Gary Gensler’s pretty confident that in spite of all of his admittedly supererogatory efforts to bring cryptocurrencies and related innovations to heel via regulation, his Securities and Exchange Commission’s got all the authority it needs already to govern the space. To which Ripple, accused by the SEC of both being a security and then violating a whole host of laws governing securities, says: Prove it.
Ripple says its claim that the SEC has been cagey about which crypto assets it regulates supports its argument that it lacked fair notice about XRP’s status. The case, which might not go to trial until next year, has been closely watched because many crypto companies insist regulators should update regulations for digital assets, rather than use lawsuits to enforce rules written in the 1930s…. Part of Ripple’s argument relies on a senior regulator’s statement in 2018 that ether, the world’s second-most-valuable cryptocurrency, isn’t a security. Ripple argues that market participants saw William Hinman’s speech as a public notice that digital coins could avoid classification as a security.
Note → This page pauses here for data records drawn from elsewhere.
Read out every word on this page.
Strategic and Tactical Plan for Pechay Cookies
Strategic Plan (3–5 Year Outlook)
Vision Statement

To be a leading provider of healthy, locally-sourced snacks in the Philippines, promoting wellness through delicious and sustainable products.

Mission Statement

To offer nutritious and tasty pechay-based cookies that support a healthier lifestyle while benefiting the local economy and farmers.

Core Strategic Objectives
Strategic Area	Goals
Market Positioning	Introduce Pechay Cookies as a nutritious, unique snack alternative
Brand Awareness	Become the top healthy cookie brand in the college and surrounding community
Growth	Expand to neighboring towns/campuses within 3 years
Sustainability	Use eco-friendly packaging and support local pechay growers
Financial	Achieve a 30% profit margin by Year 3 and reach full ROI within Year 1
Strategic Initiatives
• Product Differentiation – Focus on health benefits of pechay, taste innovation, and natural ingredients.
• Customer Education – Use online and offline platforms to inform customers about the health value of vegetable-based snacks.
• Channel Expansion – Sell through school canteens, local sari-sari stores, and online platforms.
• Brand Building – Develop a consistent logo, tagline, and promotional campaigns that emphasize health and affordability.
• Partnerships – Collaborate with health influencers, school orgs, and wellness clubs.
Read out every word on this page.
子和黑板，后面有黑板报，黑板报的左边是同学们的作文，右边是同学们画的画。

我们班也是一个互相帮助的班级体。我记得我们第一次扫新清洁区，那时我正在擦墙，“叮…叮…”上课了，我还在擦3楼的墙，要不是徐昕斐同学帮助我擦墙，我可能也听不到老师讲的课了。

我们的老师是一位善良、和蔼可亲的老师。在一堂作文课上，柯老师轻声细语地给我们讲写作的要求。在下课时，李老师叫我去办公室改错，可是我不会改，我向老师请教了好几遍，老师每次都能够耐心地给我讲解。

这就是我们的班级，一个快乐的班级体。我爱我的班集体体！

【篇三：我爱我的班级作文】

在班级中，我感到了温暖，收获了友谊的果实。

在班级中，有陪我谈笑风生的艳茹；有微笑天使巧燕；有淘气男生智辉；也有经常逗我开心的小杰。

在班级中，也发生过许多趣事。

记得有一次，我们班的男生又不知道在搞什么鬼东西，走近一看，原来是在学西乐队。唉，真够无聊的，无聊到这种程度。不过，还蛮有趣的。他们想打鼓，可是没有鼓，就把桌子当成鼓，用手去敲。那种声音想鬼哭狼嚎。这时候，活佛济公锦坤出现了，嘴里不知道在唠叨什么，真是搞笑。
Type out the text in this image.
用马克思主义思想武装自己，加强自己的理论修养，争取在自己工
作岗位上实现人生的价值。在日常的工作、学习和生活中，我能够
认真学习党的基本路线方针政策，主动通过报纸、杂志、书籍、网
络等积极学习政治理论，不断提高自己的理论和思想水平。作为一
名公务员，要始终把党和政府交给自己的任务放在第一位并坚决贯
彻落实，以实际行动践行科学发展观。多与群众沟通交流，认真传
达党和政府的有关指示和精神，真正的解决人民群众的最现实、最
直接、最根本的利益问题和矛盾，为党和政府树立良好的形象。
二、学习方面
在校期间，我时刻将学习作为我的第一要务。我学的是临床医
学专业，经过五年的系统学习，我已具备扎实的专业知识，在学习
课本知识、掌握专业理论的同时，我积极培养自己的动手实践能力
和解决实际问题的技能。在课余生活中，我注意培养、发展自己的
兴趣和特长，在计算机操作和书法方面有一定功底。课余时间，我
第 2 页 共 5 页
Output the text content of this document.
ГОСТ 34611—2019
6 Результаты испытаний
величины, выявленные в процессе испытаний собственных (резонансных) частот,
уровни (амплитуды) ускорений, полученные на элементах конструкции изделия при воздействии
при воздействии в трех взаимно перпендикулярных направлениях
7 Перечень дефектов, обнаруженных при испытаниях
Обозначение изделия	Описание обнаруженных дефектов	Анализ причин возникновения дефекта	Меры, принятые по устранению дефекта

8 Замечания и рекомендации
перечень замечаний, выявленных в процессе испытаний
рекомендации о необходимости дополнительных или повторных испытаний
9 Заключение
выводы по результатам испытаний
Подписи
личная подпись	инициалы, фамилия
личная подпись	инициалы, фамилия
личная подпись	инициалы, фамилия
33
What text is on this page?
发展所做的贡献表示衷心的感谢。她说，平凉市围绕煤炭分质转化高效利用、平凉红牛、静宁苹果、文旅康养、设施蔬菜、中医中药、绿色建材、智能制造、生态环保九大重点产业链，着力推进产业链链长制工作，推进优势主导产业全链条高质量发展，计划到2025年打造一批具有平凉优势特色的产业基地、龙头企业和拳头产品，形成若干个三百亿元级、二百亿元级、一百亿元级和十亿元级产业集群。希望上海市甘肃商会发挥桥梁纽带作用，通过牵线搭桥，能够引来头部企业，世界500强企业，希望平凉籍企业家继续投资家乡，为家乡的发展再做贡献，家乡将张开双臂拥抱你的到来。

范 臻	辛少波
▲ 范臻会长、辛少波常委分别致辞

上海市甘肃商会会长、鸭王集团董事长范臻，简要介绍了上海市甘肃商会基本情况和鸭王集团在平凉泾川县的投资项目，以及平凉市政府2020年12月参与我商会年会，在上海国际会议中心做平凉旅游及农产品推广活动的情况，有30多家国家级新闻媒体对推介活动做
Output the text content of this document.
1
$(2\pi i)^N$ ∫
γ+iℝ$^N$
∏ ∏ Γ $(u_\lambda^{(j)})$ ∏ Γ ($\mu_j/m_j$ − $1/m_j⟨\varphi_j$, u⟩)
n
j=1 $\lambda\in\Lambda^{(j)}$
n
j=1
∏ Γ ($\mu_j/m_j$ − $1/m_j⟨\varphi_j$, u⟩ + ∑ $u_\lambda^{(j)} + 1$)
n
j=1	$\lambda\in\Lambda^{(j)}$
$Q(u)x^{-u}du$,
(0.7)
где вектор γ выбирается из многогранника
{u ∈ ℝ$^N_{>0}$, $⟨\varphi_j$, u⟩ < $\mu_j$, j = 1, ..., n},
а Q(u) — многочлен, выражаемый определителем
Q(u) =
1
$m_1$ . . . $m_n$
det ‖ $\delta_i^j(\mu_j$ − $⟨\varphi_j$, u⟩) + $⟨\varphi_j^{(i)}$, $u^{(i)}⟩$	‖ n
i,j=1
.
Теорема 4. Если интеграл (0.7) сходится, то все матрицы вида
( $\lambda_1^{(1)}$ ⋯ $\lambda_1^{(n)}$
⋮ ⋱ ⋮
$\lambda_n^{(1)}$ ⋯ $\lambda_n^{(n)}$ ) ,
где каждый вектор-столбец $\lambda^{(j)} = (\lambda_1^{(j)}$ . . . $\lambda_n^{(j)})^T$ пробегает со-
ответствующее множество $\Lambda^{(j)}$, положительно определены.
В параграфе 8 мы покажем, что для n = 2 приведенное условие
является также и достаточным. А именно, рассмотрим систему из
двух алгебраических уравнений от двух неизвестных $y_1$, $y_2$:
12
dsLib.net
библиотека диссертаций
To which the SEC says, sure:
The SEC has asked a judge to block the fair-notice defense, saying the company had warnings about XRP’s status as a security. Ripple got U.S. legal advice as early as 2012 that XRP could be deemed an investment that would require SEC oversight, according to the agency’s court complaint…. The SEC has argued in court papers that Ripple’s lobbying efforts fueled any confusion about XRP that might have existed.
Whatever happens, at least the case will settle some of the semantic debate.
“Either way, we are going to have an opinion that would be used by other players in the space to inform how they act and decisions that they make,” said Katherine Dowling, general counsel of Bitwise Asset Management, which manages several funds that hold cryptocurrencies.